Who occupied the West Bank after that conflict? Israel? No. JORDAN?
Who occupied Gaza? Israel? No. EGYPT!
For the next two decades Jordan, Egypt, Syria, and others radicalized the Arabs living in those areas, encouraging terrorist attacks from there in violation of the 1948 armistice agreement. They were still officially at war with Israel. When, as expected, Israel defended itself the Arab League cried foul eventually launching the Six-Day War with Egypt, Syria, Jordan, and Iraq, supported by, Algeria, Kuwait, Libya, Morocco, Pakistan, Saudi Arabia, Sudan, and Tunisia. In that lopsided conflict, Israel won out pushing the Jordanian occupiers out of the West Bank and the Egyptian occupiers from Gaza, pushing them back to Egypt and taking control of the Sinai Peninsula as well.

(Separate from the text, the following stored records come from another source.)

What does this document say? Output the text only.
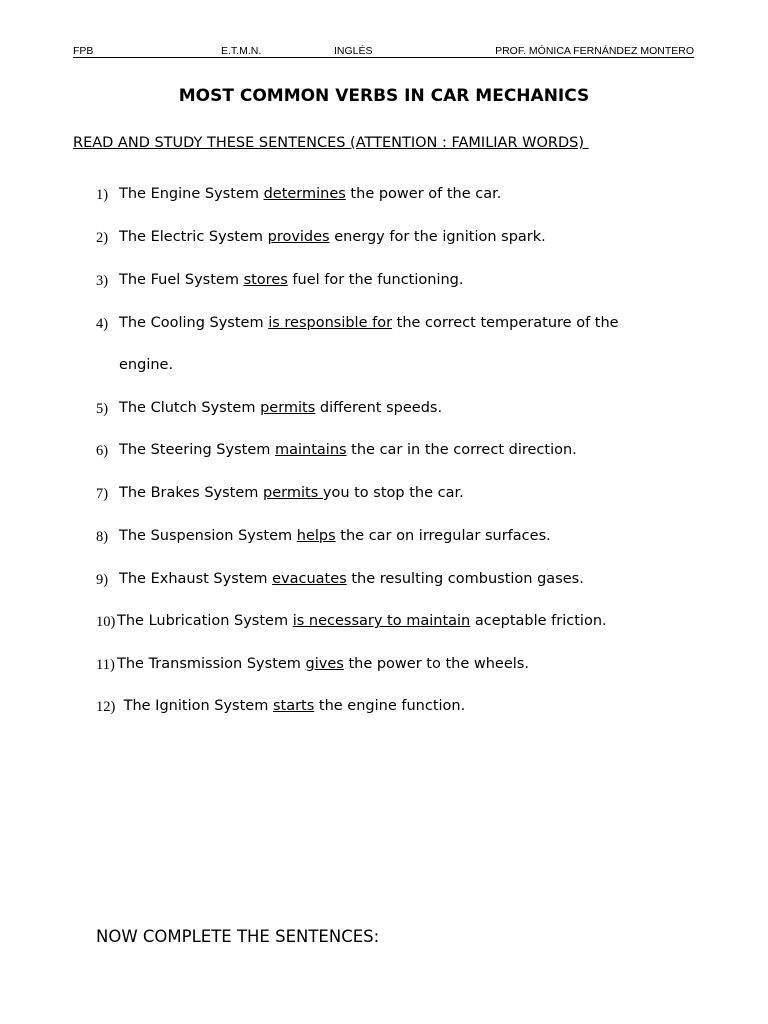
FPB	E.T.M.N.	INGLÉS	PROF. MÓNICA FERNÁNDEZ MONTERO
MOST COMMON VERBS IN CAR MECHANICS
READ AND STUDY THESE SENTENCES (ATTENTION : FAMILIAR WORDS)
1) The Engine System determines the power of the car.
2) The Electric System provides energy for the ignition spark.
3) The Fuel System stores fuel for the functioning.
4) The Cooling System is responsible for the correct temperature of the
engine.
5) The Clutch System permits different speeds.
6) The Steering System maintains the car in the correct direction.
7) The Brakes System permits you to stop the car.
8) The Suspension System helps the car on irregular surfaces.
9) The Exhaust System evacuates the resulting combustion gases.
10) The Lubrication System is necessary to maintain aceptable friction.
11) The Transmission System gives the power to the wheels.
12) The Ignition System starts the engine function.
NOW COMPLETE THE SENTENCES:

In that conflict, Israel also also captured the Golan Heights from Syria and offered to return control of it to Syria as part of a peace agreement. That agreement was rejected by the Arabs who continued limited hostilities until the 1973 Yom Kippur/Ramadan surprise attack on Israel by Egypt and Syria, with combat support of Jordan, and Iraq, Algeria, Kuwait, Tunisia, Morocco, Pakistan, and Cuba.
Since then, Israel has been able to make peace with Jordan and Egypt, returning all of the Sinai, but most of the other belligerents are still committed to the total destruction of Israel and they are using the Arab inhabitants of the occupied territories as proxies to this end.
With such neighbors, the fostering of friendship is indeed deadly.